Riding the positive vibes of the Hope and Redemption Tour, Common and Budnick continued on to visit with a community reentry program and spoke with inmate family members about their challenges and the importance of maintaining family bonds and a strong support system. Then they headed to Santa Ana, where Common performed at nonprofit Revolve Impact’s “Schools not Prisons” event.
The nonstop work and hectic pace of the week would be overwhelming for most, but for Budnick it’s business as usual. He’s a familiar face at prisons throughout California, where he regularly organizes events and programs to inspire incarcerated men and women to change for the better and prepare for successful returns home.
In 2016, he facilitated the “Rehabilitation and Reentry Convening,” a two-day event that brought together inmates, CDCR custody and executive staff, crime victims, criminal justice advocates, lawmakers and several county district attorneys for a day of idea-sharing inside LAC and an overnight retreat to continue the conversation. Among the attendees was CDCR Secretary Scott Kernan, who praised Budnick and everyone involved for their work in spreading the word about rehabilitation, even when the conversation is hard to have.
“I can tell you that from this vantage, the commitment from this organization is to do something different, and to turn out better people, and better law-abiding citizens, when they go home,” he said. “That is what’s going to help reduce recidivism and enhance public safety.”
LAC inmate Ivan Stine, looking around at the room of public officials and inmates speaking with one another on the same level, was floored at the change he saw taking place before his eyes. Incarcerated since age 16, Stine said participating in positive rehabilitative programming has changed his outlook and goals for the future.
“My chief goal is not just to go home anymore, but to be a genuine, positive human being,” he shared.

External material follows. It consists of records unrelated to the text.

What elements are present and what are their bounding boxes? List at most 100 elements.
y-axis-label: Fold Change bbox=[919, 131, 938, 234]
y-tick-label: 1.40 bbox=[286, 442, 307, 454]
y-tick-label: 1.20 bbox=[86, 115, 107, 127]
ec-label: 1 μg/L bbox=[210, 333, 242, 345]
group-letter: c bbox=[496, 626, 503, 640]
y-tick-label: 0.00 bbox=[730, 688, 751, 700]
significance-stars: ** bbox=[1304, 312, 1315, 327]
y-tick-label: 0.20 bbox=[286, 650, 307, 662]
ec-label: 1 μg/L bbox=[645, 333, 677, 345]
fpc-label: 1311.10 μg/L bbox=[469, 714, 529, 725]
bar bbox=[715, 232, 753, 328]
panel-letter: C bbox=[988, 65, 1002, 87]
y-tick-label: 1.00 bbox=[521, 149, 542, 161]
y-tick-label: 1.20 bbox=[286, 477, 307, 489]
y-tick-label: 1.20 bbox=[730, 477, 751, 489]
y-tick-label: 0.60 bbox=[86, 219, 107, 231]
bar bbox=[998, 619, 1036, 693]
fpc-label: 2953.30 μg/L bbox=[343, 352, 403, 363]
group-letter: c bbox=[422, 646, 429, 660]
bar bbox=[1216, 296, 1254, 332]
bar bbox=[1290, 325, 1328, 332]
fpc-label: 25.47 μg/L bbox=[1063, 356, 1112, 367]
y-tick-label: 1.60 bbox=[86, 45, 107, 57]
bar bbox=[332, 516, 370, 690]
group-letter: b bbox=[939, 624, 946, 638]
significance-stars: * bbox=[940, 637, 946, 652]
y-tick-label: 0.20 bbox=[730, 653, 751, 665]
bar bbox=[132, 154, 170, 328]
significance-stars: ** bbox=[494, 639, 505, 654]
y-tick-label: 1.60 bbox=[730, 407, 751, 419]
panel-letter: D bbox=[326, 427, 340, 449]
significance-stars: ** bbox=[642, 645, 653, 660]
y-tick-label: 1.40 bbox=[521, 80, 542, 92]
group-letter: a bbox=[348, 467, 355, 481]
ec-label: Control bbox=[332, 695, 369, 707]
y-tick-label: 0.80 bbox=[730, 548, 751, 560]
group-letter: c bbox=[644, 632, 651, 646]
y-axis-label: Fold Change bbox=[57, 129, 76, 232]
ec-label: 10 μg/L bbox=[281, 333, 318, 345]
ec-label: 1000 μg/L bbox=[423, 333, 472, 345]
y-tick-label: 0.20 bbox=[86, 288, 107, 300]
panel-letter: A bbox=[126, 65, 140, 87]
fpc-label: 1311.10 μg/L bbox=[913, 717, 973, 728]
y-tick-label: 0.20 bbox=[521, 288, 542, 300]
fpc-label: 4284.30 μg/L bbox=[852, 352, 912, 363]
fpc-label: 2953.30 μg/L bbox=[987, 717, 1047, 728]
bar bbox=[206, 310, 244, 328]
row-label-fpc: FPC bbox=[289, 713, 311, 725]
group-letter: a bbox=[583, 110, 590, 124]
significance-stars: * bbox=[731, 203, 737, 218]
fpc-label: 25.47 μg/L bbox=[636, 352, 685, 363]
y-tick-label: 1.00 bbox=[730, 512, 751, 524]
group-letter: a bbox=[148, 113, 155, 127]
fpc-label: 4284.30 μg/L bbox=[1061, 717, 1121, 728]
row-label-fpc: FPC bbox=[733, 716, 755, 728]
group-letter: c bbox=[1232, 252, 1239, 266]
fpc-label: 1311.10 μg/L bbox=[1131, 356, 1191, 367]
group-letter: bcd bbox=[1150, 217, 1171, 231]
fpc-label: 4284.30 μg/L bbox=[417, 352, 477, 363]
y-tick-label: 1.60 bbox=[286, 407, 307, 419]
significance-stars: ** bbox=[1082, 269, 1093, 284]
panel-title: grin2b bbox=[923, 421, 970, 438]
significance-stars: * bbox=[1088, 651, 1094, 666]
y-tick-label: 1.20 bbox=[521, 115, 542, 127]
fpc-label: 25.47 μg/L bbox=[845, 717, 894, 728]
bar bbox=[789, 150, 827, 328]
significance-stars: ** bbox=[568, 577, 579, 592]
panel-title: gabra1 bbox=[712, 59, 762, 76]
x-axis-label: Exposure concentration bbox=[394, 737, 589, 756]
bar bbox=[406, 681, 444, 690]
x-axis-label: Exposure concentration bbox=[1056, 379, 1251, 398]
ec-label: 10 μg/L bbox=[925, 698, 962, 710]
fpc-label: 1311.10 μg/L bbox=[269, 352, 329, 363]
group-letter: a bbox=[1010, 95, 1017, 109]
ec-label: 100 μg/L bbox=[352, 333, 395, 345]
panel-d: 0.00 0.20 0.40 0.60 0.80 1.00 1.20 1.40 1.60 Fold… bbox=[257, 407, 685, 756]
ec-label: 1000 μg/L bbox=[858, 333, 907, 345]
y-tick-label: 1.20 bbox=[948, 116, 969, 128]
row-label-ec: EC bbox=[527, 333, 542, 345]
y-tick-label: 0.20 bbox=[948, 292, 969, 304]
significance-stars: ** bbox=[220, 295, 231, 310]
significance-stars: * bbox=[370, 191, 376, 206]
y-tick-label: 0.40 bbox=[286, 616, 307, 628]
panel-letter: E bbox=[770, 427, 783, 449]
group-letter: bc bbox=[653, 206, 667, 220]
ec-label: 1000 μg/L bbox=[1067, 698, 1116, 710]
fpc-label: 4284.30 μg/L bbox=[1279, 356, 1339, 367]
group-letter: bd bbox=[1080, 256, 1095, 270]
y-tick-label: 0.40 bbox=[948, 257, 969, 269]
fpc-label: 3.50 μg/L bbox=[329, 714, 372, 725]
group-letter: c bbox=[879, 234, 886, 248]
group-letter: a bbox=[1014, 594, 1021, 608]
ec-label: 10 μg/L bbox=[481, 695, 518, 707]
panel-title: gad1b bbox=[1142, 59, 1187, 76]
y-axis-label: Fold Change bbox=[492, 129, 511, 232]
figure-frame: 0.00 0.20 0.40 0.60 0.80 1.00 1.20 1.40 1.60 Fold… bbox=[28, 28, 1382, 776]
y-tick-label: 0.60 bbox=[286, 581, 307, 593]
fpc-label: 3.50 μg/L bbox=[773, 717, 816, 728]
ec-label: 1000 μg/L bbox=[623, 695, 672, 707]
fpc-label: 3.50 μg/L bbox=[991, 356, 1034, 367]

Events like the LAC convening and Hope and Redemption Tour serve not only as opportunities for inmates to share their stories with outside guests, but, more importantly, for those guests to take that conversation outside the walls, to the communities and people that can help impact change and support rehabilitation. Common will most certainly do just that.
“It showed what we as people, organizations such as ARC, and our correctional facilities can do to truly give people who are incarcerated hope, rehabilitation, and a second chance to feel human again,” he said.